Niko Bellic had it all.
The expensive suits, a variety of apartments, a selection of carefully parked vehicles. OK, so he had to deal with the murder of his girlfriend, and he’d failed many, many times in getting revenge for it.
Besides all that, life was good.
And, within the blink of an eye, it was gone.
“Disc unreadable." Despite repeated attempts, my Xbox 360 refused to play the open-world crime fest known as Grand Theft Auto IV any longer. I needed to buy a replacement disc for Niko's life to continue. For various reasons, I ended up buying the game for my PlayStation 3 instead. I started Niko's journey once more from the beginning. Along the way, I got to experience some great moments again and also got to compare my newer journey to my first playthrough in 2008.
I remembered fun missions, clunky controls, great characters, and an ambitious but sometimes dragging storyline.
What I didn't fully appreciate back then was just how wonderfully alive and immersive the title's Liberty City setting is. Traffic clogs the streets. People crowd the pavement and talk to each other. Cars honk and play music.
And, just like in a real city, shit happens.
Players can't be omniscient for a game's world to be believable. In real life, I spend portions of every day failing to make sense of what's happening around me. Liberty City provides that same sense of confusion. Niko turns a corner and sees someone being arrested. For what? No idea. Men fight in the middle of the street without a discernable motive. A man sprints by you. Is he running to or from someone? Or something? In the back of my mind, an annoying voice tries to explain everything away as programming. I ignore it. This is just what life is like in the city.

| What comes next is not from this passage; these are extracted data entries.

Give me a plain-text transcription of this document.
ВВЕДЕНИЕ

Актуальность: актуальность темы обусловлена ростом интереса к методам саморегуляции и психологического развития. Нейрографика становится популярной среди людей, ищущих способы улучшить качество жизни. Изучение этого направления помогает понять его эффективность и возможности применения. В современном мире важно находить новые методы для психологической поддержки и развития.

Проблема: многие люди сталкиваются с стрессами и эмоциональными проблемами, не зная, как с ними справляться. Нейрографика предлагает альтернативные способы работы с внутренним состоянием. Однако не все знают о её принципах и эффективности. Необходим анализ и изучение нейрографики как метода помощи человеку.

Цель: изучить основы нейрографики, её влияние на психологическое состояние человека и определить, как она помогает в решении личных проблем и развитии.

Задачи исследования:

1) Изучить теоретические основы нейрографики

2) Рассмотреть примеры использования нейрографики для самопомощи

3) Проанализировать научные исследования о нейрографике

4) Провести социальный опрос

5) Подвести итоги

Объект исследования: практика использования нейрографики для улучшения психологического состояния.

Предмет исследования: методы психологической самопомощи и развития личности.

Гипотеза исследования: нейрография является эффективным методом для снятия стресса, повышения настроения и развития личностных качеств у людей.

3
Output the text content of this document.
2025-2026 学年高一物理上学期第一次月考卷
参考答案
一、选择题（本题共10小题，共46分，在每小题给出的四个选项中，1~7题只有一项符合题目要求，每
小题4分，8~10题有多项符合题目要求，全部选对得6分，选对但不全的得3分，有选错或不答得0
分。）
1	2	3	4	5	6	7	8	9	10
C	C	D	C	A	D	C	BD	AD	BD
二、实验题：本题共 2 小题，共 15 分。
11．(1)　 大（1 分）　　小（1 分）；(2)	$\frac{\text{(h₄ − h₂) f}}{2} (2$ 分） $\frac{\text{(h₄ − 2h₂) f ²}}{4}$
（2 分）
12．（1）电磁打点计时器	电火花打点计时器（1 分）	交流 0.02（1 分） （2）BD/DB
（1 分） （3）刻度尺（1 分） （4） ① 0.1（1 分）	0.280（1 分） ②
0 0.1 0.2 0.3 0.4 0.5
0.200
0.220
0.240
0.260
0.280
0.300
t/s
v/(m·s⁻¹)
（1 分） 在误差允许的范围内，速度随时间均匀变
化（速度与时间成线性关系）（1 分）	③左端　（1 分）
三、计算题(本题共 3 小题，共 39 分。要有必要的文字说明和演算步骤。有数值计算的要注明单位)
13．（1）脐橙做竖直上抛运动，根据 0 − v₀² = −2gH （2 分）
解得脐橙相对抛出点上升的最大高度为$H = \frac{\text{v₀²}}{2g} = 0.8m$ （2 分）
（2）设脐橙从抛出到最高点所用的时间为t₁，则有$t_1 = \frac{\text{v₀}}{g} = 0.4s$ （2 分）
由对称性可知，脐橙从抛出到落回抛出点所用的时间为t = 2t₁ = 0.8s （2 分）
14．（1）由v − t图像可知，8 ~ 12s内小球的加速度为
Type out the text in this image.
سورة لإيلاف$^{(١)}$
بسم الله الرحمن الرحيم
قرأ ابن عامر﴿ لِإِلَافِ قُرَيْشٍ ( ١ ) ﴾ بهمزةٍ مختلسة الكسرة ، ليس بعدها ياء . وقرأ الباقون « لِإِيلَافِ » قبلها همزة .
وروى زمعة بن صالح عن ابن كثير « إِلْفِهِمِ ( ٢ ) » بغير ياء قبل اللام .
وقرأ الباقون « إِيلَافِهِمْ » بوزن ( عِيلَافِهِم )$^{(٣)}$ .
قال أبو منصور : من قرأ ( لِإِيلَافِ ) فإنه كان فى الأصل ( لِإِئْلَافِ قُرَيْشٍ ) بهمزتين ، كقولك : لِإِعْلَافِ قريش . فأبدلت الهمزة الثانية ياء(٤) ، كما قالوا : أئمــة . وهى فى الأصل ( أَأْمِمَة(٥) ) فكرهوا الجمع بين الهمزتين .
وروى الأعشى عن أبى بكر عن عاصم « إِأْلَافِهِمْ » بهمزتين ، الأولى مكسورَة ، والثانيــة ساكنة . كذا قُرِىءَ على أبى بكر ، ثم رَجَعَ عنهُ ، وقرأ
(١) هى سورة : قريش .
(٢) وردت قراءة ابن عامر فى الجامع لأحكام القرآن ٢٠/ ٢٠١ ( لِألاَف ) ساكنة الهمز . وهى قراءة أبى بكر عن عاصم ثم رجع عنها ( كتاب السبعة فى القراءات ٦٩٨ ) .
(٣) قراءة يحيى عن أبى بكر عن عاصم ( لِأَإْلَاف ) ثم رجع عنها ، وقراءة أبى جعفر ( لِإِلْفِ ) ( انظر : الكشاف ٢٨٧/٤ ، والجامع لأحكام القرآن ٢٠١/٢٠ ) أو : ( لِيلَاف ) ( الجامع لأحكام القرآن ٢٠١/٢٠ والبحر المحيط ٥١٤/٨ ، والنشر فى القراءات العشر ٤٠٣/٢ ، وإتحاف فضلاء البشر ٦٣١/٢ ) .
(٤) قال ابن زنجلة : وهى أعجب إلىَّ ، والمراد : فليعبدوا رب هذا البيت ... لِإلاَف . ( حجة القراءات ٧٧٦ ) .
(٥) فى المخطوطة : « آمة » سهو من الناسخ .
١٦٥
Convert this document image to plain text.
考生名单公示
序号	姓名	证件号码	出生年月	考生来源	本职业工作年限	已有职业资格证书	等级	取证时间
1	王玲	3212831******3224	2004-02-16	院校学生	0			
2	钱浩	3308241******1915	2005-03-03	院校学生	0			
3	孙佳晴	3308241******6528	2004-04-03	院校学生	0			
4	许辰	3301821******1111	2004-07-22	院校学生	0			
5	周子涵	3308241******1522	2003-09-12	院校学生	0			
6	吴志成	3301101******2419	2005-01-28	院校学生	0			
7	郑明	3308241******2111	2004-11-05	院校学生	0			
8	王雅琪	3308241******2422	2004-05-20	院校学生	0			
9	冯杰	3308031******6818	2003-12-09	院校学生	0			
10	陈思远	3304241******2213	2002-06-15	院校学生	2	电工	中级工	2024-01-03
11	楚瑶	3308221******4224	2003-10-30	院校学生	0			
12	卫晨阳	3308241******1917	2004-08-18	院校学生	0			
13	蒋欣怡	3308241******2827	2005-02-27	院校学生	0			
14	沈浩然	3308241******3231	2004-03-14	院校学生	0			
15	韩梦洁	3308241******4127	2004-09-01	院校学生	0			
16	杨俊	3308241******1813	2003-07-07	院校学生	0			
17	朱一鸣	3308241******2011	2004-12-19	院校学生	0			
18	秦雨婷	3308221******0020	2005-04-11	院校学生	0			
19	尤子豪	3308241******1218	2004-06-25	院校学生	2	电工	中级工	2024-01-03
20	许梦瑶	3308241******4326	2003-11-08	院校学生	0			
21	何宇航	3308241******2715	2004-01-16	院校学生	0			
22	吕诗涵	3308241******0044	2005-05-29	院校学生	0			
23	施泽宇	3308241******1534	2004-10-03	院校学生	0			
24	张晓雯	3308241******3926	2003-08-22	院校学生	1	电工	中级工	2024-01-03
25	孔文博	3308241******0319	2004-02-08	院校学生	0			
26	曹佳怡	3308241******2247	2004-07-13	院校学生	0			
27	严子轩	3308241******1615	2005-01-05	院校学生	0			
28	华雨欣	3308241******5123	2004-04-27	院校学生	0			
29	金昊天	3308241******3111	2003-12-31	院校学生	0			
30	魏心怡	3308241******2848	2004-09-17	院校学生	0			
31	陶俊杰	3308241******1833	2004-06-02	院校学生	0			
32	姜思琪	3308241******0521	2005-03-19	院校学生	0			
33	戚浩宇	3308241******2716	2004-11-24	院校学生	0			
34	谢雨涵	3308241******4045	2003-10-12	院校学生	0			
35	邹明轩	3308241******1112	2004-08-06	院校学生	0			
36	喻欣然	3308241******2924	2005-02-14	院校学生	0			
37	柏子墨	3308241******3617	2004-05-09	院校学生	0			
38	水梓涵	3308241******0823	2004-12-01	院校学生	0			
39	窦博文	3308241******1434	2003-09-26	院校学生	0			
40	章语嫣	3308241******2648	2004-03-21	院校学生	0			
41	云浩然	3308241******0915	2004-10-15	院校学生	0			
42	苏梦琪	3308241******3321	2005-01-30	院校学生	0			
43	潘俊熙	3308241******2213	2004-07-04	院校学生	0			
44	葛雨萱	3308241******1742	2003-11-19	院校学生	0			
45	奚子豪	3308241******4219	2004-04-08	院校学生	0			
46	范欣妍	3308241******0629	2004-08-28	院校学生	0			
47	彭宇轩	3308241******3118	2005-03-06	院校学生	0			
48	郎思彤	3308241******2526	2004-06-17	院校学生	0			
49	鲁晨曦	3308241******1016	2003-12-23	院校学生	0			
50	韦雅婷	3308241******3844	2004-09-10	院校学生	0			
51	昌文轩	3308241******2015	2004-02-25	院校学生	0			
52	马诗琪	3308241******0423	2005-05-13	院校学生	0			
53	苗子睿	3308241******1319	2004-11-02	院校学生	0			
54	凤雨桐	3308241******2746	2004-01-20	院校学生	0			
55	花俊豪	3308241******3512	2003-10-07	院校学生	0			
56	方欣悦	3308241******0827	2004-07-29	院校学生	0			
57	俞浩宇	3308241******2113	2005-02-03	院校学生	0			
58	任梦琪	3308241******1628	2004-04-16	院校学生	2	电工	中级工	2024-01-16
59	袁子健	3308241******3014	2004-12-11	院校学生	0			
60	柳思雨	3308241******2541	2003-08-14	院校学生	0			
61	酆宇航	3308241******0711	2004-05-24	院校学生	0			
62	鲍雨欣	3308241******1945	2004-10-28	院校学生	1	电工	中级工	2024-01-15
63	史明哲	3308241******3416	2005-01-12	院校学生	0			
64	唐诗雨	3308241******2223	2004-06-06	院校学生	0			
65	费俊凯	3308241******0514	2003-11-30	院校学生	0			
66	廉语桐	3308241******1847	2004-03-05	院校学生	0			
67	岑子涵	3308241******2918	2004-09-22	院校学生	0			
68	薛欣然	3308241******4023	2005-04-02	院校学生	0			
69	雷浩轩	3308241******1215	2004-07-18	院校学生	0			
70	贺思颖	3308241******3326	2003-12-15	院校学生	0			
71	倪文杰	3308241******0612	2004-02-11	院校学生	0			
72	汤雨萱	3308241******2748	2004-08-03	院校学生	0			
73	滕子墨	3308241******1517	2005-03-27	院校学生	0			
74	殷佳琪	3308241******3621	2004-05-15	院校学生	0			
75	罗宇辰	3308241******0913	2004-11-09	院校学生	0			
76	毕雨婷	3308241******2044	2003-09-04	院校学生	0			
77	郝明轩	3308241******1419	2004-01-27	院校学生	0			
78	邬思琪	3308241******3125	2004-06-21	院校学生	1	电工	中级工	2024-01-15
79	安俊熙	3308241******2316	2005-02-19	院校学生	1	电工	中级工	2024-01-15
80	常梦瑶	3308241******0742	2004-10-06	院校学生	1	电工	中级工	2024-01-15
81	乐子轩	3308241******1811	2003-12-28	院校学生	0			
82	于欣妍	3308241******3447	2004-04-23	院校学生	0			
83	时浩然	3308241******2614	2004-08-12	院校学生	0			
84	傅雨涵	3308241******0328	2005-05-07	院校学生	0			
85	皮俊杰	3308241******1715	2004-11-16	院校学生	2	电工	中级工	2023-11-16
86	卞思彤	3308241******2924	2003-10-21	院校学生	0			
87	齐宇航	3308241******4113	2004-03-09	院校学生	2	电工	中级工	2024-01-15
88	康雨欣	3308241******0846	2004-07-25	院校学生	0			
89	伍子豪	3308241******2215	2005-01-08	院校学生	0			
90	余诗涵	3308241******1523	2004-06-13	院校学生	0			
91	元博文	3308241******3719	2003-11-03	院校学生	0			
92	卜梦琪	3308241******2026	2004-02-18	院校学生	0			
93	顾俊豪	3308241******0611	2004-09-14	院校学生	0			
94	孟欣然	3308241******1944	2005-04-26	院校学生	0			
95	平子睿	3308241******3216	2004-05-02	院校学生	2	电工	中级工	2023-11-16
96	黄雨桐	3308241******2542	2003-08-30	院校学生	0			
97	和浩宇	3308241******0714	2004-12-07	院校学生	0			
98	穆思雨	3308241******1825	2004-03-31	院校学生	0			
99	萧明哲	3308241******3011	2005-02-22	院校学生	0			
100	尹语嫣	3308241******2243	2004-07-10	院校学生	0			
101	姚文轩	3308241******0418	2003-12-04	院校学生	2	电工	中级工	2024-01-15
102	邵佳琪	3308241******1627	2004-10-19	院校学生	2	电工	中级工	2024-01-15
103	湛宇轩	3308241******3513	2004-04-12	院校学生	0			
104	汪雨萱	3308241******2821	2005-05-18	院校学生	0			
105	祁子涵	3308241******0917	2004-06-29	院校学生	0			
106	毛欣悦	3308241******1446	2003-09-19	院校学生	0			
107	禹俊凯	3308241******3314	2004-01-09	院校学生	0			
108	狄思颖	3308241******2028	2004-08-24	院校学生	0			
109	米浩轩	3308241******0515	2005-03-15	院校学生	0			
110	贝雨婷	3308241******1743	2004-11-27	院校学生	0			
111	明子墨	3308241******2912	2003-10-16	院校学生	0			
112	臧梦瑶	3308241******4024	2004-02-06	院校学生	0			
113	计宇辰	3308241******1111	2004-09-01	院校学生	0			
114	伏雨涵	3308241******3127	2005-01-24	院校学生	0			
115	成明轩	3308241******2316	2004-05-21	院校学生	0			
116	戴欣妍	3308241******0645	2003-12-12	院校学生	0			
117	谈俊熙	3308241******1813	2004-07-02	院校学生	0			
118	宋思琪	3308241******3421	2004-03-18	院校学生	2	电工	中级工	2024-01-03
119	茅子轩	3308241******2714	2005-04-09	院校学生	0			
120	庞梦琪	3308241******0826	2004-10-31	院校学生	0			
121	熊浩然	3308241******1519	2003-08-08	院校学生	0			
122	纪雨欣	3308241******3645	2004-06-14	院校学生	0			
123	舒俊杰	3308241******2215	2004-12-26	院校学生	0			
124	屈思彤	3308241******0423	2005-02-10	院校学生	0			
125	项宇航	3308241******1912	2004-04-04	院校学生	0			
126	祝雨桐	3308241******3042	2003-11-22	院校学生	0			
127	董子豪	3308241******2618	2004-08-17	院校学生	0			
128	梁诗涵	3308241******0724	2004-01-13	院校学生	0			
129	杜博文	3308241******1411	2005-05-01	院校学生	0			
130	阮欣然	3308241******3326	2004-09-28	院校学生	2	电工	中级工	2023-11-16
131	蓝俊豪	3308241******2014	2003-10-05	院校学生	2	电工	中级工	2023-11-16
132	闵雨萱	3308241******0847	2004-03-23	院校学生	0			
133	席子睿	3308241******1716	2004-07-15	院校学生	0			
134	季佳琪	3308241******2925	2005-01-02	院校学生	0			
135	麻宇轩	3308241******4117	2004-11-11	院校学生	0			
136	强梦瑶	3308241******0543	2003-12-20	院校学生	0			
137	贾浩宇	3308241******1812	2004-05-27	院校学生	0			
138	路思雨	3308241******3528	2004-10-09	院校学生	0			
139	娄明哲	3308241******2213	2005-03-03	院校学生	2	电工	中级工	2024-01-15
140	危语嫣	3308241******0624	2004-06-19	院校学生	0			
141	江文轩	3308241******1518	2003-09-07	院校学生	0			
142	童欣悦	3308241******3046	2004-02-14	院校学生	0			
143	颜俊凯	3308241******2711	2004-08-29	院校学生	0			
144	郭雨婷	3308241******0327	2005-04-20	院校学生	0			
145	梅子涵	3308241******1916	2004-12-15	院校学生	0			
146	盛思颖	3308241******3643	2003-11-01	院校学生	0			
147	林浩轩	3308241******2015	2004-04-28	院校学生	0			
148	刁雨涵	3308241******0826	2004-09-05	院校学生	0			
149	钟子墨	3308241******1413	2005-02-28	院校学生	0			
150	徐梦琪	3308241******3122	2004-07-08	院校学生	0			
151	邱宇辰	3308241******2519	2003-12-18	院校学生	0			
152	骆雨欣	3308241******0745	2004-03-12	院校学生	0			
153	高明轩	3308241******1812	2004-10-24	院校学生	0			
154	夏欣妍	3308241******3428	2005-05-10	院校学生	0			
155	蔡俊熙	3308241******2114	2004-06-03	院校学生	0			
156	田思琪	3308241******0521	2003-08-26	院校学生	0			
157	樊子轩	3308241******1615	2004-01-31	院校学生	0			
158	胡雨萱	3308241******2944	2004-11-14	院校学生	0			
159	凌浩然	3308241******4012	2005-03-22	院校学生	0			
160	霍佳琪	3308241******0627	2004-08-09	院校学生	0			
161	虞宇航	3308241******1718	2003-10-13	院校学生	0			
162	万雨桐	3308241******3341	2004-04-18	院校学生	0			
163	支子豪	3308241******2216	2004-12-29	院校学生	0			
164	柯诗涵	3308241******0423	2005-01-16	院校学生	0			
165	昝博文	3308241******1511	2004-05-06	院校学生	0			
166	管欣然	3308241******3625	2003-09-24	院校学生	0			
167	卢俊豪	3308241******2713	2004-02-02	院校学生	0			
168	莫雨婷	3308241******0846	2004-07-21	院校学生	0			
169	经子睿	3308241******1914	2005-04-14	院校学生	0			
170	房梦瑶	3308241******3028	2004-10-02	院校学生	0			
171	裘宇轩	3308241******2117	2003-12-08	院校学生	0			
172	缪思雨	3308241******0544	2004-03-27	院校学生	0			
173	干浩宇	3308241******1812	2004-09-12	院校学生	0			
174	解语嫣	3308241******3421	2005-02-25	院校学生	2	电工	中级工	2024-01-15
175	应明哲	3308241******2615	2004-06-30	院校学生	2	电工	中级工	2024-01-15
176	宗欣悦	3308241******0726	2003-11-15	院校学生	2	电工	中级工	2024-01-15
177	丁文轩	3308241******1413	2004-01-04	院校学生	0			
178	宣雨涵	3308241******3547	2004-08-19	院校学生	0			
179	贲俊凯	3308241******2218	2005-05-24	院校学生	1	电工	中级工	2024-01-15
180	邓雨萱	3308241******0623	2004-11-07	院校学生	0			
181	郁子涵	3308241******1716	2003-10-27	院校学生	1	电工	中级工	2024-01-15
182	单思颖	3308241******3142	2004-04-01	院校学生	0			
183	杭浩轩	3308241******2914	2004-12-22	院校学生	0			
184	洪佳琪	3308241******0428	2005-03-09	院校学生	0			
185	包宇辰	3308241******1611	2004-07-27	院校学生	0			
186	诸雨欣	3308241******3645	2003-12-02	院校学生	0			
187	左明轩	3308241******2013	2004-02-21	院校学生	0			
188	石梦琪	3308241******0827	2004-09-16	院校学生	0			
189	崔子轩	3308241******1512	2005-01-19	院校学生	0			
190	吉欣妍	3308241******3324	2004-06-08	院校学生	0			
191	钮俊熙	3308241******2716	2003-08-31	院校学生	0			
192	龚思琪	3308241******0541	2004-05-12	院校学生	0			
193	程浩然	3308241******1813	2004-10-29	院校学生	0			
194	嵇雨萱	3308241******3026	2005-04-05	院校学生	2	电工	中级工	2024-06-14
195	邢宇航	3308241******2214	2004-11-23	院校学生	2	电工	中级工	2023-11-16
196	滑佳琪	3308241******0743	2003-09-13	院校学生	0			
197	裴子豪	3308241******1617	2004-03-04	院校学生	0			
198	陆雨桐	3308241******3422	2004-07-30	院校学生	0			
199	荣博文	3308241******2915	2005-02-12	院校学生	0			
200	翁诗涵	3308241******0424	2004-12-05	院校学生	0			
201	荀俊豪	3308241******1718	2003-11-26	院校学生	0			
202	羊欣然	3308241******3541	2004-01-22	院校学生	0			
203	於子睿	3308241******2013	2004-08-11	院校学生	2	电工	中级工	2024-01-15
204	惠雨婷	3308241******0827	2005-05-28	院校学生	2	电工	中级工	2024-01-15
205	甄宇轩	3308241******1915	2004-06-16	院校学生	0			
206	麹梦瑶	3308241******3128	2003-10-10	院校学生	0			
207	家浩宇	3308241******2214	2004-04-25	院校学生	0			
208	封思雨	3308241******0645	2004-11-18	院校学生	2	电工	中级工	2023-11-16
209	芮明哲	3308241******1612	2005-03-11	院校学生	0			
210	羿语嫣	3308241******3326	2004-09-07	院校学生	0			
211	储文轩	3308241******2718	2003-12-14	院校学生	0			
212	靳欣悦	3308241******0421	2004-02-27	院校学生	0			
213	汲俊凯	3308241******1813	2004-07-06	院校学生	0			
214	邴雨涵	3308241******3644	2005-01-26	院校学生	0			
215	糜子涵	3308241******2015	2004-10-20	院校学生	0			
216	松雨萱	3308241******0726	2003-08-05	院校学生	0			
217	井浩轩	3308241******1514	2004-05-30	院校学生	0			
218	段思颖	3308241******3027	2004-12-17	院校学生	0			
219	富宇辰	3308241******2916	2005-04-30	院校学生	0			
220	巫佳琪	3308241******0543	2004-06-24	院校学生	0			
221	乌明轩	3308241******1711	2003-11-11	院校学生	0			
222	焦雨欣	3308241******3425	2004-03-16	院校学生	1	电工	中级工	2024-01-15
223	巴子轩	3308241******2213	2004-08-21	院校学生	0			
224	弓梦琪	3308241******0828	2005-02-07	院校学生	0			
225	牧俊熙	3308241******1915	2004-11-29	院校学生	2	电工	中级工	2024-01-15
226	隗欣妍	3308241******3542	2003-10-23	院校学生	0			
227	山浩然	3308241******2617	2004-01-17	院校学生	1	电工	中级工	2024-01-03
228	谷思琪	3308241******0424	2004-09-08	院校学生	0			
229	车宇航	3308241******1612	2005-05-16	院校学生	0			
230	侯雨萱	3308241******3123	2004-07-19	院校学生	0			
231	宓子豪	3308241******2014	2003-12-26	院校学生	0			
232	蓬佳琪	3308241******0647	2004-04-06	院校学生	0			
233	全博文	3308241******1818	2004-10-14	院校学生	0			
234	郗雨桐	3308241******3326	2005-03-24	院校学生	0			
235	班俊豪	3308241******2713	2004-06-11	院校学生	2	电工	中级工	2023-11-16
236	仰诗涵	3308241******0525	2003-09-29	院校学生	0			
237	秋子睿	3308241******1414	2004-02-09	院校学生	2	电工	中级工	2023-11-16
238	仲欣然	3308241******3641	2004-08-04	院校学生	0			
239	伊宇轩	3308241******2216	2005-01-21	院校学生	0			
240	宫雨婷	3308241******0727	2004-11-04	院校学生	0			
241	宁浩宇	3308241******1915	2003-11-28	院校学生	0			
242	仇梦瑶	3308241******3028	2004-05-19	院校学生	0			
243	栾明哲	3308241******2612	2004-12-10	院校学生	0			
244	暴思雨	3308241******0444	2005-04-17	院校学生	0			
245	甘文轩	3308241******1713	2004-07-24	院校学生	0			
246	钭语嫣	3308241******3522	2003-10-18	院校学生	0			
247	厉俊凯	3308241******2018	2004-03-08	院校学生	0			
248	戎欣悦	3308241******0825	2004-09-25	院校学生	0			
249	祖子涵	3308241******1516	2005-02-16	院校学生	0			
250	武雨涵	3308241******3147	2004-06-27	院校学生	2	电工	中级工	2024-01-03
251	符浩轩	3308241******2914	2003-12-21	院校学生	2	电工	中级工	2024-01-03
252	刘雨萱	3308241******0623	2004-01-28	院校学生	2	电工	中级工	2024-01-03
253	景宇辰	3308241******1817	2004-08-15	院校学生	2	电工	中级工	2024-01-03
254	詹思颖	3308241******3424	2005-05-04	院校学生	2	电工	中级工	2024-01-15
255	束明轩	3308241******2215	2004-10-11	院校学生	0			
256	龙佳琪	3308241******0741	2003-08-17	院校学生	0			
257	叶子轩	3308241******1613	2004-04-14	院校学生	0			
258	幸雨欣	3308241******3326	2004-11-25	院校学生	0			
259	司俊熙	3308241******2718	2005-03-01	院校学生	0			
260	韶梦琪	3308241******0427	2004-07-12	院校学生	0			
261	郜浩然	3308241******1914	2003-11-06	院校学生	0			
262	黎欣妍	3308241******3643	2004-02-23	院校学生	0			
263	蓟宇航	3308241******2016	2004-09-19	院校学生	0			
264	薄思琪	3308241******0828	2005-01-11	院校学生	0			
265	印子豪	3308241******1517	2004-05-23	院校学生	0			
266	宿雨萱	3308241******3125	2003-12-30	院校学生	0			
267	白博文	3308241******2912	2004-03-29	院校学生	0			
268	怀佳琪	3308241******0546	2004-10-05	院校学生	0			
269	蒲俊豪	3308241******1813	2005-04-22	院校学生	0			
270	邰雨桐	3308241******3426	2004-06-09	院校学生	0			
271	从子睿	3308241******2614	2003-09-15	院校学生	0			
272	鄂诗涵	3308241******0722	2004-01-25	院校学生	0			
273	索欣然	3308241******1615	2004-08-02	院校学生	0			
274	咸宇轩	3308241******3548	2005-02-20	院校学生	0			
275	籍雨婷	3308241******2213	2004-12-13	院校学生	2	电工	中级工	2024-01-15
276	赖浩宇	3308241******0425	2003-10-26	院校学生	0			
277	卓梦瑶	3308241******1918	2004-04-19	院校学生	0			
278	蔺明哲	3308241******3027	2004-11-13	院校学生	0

To fully appreciate a metropolis, you have to explore it. But back in '08 I was a more traditional player, seeing titles as a series of challenges to be completed quickly and efficiently. I've been to New York since then, so maybe that's why I enjoy exploring this digital approximation of the Big Apple. It's gaming as tourism. Regardless, I find this release more fun when I ignore the more game-like parts of it.
To see GTA IV as just a set of missions forces you to experience awkward driving — with irritating traffic jams — and clumsy combat controls. I can accept the weighty vehicle physics as developer Rockstar's attempt to make the game relatively realistic (compared to Grand Theft Auto: San Andreas). The combat controls, however, stink, any way you look at them.
During gunfights with multiple enemies, the auto-targeting system can go nuts. Sometimes it'll lock on to the guy I'm trying to shoot, then randomly choose another foe. Many times I've used a doorway as cover. Then, as I turned to fire, the auto-target found someone in the periphery of the room and dragged me to a storm of bullets.
GTA's scripting also leaves a lot to be desired. On one mission I chased a guy through a warehouse. He ran up a set of stairs. I fired and hit him five or six times. Showing no apparent damage, he continued his ascent. As Niko stood still and I sat confused, I realized: I had to get to the roof to be able to kill him.
I'm probably more critical of GTA IV over these scripting problems than I am with other offerings. But its world is so much more immersive than others that these fiction-breaking moments are even more disappointing.
At first glance, GTA IV is about an immigrant's attempt at achieving the materialistic American Dream. But the two-fisted wealth-and-success grab is less of a focus than it is in other Grand Theft Auto entries or titles like Scarface: The World Is Yours. Instead, Niko's story is a well-told tale of revenge. He does enjoy the trappings of his advancement through the criminal underworld — real estate, clothes, expensive sniper rifles — but these are side effects of his original goal.
GTA's mainstream image still seems to be centered on the "game where you kill hookers for money" notion. And yes, you can do that, but you don't have to. GTA IV is a game of options. You can kill most people at any time, but you can also go to a comedy club, go bowling, or fly your car off a ramp and into a river. Even the seemingly linear missions occasionally have options, allowing Niko to kill his intended targets or spare their lives (though this feature is sadly underused).
Despite the title's faults, it's still a massive success at times. It's ambitious in both world creation and storytelling, and it mostly succeeds at both.
At one point, I walked down a dark street. Then, I spotted some hookers. Shortly after, I commandeered a car, drove to them, and beeped my horn (I'm somewhat ashamed at my eagerness to do this). I received no response. I drove closer and accidentally hit one of the girls with my car. She ran around my car, dragged me out, and started to punch me.
I sat on the couch at home, finding this chain of events to be hilarious. I ran Niko down the street, and the girl gave chase. I waited to let her hit Niko again (I'm kinky that way). I ran off again, and, this time, I spotted a police patrol car on the corner. I ran to the cops while still being attacked. The coppers jumped out, guns drawn, and arrested my sexy assailant.
Niko walked off, and I continued to giggle. How can you not like a game that allows these kinds of things to happen?